While Africa’s future depends on embracing technology—especially in the provision of fast, reliable, affordable internet connectivity—many African governments are quick to shut down the internet when it serves them well.
In the past four years, citizens in close to half of African countries have experienced an internet blackout.
In all instances, the shutdowns have happened during conflicts or during elections as incumbent governments block online access to political information.
This has had a noxious effect on the general African economy which still sits at the bottom of the global digital economy. Internet dusk has meant thousands of hours lost by businesses that operate online via e-commerce and social commerce, and that has translated to the loss of billions of dollars. In 2019, internet and social media shutdowns cost the continent over $2 billion.
In Ethiopia, a combined total of 3,657 hours were lost and cost the country $100 million, with the first one happening from Jan. 2020 to the end of Jun. 2020 in Western Oromia according to British tech research firm Comparitech.
Another one followed in Nov. 2020 in the region of Tigray after war broke out and lasted till Dec. 15 when some services were restored.
Nigeria’s Twitter ban from Jun. 5 2021 to Jan. 13, 2022 affected around 104.4 million internet users in the country, and cost the country around $367 million according to Welsh VPN company Top10VPN.
Comparitech estimates that during the 2020 Uganda presidential election, ‘the Pearl of Africa’ lost $10 million in business revenue in 30 days. The government went ahead to arrest those who tried to access social media through Virtual Private Networks (VPNs). The country also has a social media tax in place.

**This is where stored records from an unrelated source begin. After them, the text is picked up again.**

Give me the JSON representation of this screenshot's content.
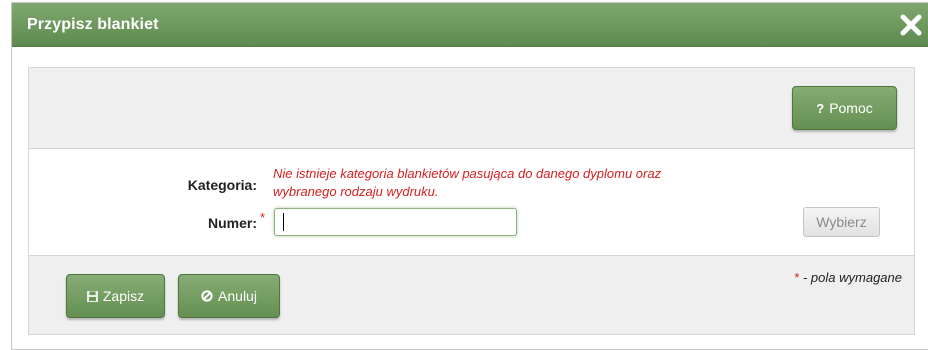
{
  "dialog": {
    "title": "Przypisz blankiet",
    "close_icon": "close-icon"
  },
  "toolbar": {
    "help_label": "Pomoc",
    "help_icon": "question-mark-icon"
  },
  "form": {
    "kategoria_label": "Kategoria:",
    "kategoria_error": "Nie istnieje kategoria blankietów pasująca do danego dyplomu oraz wybranego rodzaju wydruku.",
    "numer_label": "Numer:",
    "numer_required_star": "*",
    "numer_value": "",
    "select_label": "Wybierz"
  },
  "footer": {
    "save_label": "Zapisz",
    "save_icon": "floppy-disk-icon",
    "cancel_label": "Anuluj",
    "cancel_icon": "ban-circle-icon",
    "required_star": "*",
    "required_note": " - pola wymagane"
  },
  "colors": {
    "accent_green": "#6b9559",
    "error_red": "#d42020"
  }
}
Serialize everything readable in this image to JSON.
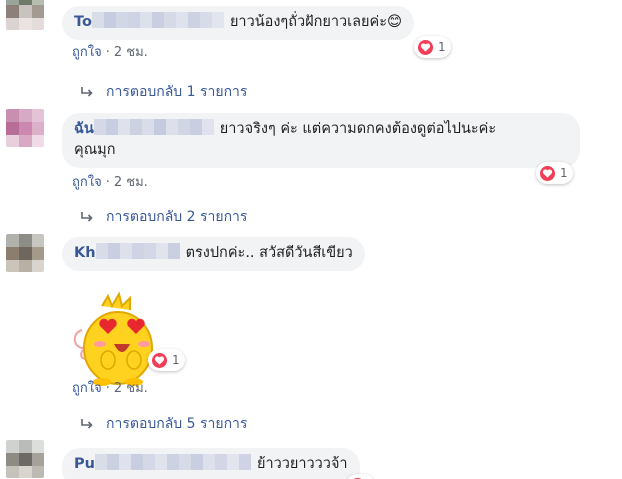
{
  "comments": [
    {
      "author": "To",
      "text": "ยาวน้องๆถั่วฝักยาวเลยค่ะ",
      "emoji": "😊",
      "reactions": "1",
      "like_label": "ถูกใจ",
      "time": "2 ชม.",
      "replies_label": "การตอบกลับ 1 รายการ"
    },
    {
      "author": "ฉัน",
      "text": "ยาวจริงๆ ค่ะ แต่ความดกคงต้องดูต่อไปนะค่ะ",
      "text_line2": "คุณมุก",
      "reactions": "1",
      "like_label": "ถูกใจ",
      "time": "2 ชม.",
      "replies_label": "การตอบกลับ 2 รายการ"
    },
    {
      "author": "Kh",
      "text": "ตรงปกค่ะ.. สวัสดีวันสีเขียว",
      "reactions": "1",
      "like_label": "ถูกใจ",
      "time": "2 ชม.",
      "replies_label": "การตอบกลับ 5 รายการ"
    },
    {
      "author": "Pu",
      "text": "ย้าววยาวววจ้า"
    }
  ],
  "colors": {
    "link": "#385898",
    "bubble": "#f2f3f5",
    "love": "#f33e58",
    "meta": "#606770"
  }
}
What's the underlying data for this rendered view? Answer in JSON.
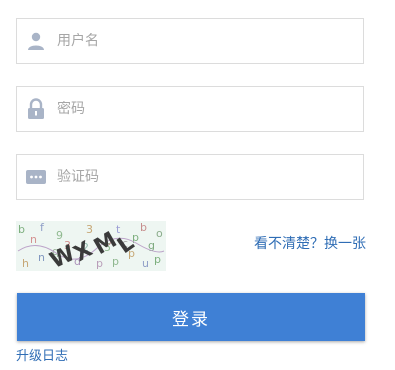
{
  "form": {
    "username": {
      "value": "",
      "placeholder": "用户名",
      "icon": "user-icon"
    },
    "password": {
      "value": "",
      "placeholder": "密码",
      "icon": "lock-icon"
    },
    "captcha": {
      "value": "",
      "placeholder": "验证码",
      "icon": "dots-icon"
    }
  },
  "captcha_image": {
    "text": "WXML"
  },
  "captcha_refresh_label": "看不清楚？换一张",
  "login_button_label": "登录",
  "upgrade_log_label": "升级日志",
  "colors": {
    "accent": "#3f80d5",
    "link": "#2f6db5",
    "icon": "#a9b4c7",
    "border": "#dcdcdc"
  }
}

In 2020, Chad had the longest shutdown with WhatsApp being blocked for 3,912 hours at a total cost of more than $20 million. The shutdown began on July 22 and was ongoing at the end of the year.
Tanzania, whose government has been truncating media freedom since 2015, had an internet blackout which lasted 1,584 hours in 2020 at the cost of over $600 million.
In 2019, a report by Top10VPN indicated that a total of 12 African governments switched off internet services, leading to a combined loss of $2 billion. These were Sudan, Algeria, Chad, DRC, Ethiopia, Zimbabwe, Mauritania, Egypt, Benin, Gabon, Eritrea, and Liberia.
Zimbabwe, Togo, Burundi, Chad, Mali, and Guinea also restricted access to the internet or social media applications in 2020.
In 2019, there were 25 documented instances of partial or total internet shutdowns, compared with 20 in 2018 and 12 in 2017, according to Access Now, an independent monitoring group.
In 2018, Sudanese authorities cut off access to the internet for 68 consecutive days to quell protests that culminated in the military coup the following year. In June and July of 2019, Sudan was plunged into “a more extensive mobile internet shutdown” for 36 more days. In total, it lost $2 billion.
Access to the internet and social media was cut hours before general election on Mar. 21, 2021 in the Republic of Congo.
In Apr. 2022, Kenya distanced itself from a US listing as among 60 signatories to an agreement that commits members from arbitrarily shutting down the internet.
Kenya, Cape Verde, Niger, and Senegal were the only African countries on the on the US-led “Declaration for the Future of the Internet” (DFI) list.
The DFI also commits member countries to refrain from using the internet to undermine the electoral infrastructure and influence election results.